Fathers and other men in the lives of children and families

Type Working Paper
Title Fathers and other men in the lives of children and families
Publication (Day/Month/Year) 2012
URL http://carnegie3.org.za/docs/papers/231_Richter_Fathers and other men in the lives of children and​families.pdf
South Africa has one of the highest rates of father absence in the world. Only about a third of
South African preschool children live in the same homes as their fathers and mothers (Statistics
South Africa, 2011). Nonethless, many fathers support their children and remain in contact with
them despite living apart. For some other children, maternal uncles and grandfathers, as well as
older brothers, assume the role of social fathers, supporting their mothers, providing for
children’s livelihood and education, and giving them paternal love and guidance.
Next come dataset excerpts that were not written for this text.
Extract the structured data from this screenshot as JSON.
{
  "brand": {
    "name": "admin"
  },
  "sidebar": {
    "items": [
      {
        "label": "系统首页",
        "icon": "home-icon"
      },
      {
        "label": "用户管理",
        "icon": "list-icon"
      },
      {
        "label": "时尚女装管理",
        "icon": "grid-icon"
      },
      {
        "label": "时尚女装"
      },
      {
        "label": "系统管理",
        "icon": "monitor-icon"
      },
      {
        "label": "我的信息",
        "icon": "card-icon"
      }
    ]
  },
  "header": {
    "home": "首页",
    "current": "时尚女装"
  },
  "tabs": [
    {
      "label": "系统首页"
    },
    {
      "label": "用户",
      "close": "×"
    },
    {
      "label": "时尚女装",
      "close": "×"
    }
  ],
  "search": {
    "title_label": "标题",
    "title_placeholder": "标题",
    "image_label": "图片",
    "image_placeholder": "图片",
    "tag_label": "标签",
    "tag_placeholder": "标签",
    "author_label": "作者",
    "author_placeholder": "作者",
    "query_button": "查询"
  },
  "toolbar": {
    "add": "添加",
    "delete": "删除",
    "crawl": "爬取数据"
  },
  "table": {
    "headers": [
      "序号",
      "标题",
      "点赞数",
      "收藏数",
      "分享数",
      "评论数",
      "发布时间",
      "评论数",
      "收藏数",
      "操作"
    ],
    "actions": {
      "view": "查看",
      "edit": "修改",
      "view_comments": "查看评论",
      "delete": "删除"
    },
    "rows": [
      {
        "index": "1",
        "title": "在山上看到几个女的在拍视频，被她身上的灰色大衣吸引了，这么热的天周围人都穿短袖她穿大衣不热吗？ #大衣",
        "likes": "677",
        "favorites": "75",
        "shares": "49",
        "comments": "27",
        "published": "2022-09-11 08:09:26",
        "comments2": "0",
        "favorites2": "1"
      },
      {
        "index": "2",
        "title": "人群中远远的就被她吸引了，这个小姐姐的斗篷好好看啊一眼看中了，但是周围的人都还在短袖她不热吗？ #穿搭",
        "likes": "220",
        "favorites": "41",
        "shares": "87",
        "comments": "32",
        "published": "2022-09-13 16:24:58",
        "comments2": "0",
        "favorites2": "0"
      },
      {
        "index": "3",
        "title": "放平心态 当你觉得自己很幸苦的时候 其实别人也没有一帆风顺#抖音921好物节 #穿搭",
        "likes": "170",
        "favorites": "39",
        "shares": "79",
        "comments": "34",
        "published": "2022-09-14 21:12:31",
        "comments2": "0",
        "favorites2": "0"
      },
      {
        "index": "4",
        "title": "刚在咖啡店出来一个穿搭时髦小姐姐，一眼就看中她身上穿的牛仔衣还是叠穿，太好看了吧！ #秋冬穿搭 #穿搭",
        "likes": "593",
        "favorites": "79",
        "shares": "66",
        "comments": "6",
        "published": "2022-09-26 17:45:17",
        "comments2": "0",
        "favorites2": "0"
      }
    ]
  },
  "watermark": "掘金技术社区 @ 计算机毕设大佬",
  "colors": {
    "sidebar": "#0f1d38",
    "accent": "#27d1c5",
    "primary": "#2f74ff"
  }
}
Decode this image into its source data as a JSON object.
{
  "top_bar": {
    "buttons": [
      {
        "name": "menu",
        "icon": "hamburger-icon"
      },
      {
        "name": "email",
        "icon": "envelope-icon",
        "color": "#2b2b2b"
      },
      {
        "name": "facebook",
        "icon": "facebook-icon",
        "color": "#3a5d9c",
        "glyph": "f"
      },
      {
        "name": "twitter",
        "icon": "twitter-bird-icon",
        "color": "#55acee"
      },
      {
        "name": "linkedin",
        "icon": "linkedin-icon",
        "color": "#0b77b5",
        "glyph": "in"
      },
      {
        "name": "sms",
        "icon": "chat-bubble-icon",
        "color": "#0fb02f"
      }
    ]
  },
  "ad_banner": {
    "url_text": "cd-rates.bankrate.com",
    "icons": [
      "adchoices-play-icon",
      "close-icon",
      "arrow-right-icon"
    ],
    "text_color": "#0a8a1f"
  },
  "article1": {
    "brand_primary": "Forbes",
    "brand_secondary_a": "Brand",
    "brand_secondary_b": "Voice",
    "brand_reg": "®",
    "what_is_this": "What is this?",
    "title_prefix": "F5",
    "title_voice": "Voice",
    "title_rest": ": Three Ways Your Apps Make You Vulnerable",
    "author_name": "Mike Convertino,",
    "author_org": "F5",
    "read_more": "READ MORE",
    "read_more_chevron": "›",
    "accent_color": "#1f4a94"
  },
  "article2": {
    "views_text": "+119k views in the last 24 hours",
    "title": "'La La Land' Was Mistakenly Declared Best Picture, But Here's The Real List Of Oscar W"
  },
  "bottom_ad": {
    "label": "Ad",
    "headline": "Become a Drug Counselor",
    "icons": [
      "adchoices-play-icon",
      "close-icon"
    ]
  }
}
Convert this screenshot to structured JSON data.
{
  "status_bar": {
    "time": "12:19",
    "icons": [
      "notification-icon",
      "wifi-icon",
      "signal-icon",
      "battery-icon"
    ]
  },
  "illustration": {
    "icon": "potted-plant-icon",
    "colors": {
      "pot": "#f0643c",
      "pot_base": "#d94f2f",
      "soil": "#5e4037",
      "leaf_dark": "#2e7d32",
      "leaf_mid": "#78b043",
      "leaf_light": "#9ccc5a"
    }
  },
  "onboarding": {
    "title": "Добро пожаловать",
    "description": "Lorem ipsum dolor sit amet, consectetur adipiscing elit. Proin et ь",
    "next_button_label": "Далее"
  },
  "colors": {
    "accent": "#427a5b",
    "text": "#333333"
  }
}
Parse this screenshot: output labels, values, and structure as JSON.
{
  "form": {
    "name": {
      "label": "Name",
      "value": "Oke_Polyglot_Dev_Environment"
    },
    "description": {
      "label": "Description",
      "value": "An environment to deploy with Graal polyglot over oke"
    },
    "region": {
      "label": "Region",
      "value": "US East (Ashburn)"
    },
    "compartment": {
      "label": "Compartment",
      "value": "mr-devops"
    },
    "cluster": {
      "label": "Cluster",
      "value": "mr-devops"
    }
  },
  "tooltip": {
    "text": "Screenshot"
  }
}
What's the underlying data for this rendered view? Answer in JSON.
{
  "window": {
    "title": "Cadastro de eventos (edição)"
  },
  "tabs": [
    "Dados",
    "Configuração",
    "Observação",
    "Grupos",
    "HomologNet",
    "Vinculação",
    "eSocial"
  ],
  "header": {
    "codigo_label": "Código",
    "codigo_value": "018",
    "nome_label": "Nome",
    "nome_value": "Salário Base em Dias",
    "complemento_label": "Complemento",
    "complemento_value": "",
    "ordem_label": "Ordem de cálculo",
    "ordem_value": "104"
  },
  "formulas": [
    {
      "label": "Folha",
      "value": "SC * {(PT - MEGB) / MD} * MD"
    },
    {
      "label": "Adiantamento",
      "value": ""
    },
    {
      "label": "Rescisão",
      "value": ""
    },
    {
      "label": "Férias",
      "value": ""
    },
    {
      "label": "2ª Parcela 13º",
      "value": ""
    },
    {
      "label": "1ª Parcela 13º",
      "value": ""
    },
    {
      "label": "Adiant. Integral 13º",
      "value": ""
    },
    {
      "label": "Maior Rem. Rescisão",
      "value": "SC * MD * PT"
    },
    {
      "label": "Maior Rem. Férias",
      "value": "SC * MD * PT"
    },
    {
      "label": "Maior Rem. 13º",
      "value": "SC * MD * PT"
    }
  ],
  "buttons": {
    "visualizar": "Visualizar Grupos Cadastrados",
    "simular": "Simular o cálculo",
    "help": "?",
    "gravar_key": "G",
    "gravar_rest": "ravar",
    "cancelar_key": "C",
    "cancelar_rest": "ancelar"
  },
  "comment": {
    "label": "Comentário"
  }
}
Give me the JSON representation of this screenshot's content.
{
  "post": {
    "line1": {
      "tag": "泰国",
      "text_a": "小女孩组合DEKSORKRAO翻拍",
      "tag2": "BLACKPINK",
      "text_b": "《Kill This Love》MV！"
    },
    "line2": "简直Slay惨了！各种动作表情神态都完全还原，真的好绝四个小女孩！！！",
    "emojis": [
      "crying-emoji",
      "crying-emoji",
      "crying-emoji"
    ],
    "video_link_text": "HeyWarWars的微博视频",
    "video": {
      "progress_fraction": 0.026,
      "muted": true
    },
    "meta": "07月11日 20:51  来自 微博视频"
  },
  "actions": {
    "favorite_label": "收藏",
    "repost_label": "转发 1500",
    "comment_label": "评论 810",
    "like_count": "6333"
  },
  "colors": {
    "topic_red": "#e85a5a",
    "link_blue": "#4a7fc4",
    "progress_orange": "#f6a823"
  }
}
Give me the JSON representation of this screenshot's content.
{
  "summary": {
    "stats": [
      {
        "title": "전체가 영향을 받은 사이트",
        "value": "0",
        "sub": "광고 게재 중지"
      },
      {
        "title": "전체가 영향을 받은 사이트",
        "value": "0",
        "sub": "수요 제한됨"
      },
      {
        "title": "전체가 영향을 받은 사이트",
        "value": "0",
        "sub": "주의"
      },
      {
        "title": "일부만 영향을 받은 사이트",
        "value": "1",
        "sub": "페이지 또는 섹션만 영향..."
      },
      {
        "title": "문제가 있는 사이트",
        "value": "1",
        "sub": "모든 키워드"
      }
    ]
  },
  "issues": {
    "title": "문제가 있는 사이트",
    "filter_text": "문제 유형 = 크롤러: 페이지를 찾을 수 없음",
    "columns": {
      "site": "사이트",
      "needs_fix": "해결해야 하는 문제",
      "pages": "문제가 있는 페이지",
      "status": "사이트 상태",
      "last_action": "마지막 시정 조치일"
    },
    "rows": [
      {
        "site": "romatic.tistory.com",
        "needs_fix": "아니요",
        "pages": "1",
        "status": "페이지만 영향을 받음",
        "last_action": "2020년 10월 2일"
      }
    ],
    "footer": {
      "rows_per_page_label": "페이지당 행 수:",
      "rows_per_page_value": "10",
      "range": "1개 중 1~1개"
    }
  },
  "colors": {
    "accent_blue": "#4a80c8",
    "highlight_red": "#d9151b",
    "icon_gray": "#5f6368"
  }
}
Migrant labour and the resulting fluidity of family life, delayed marriage due to lobola
requirements, gender-based violence and a growing autonomy amongst South African women
are cited as contributors to father absence from households (Posel & Devey, 2006; Richter, et
al, 2010). Father absence is associated with adverse consequences for children, women,
families and men. However, where work patterns and employment have been favourable, there
is evidence of even working class men embracing an engaged form of fatherhood, reading to
their children and taking an interest in their schooling (Rabe, 2007).
International research and some studies from South Africa indicate that children whose fathers
are present achieve better at school, have higher self-esteem and are more secure in their
relationships with partners of the opposite sex (Carslon, 2006; Flouri & Buchanan, 2002; Richter
et al., 2011; Schacht et al, 2009). Women who are supported in stable bonds with men
experience lower levels of family stress, are less likely to suffer mental health problems and
derive greater satisfaction from their roles as mothers (Richter et al., 2011). Importantly, men
not only contribute to women’s wellbeing and happiness, but in several studies men have also
been found to buffer children against neglectful or harsh parenting by a distant, demoralized or
overburdened mother (Martin et al, 2010).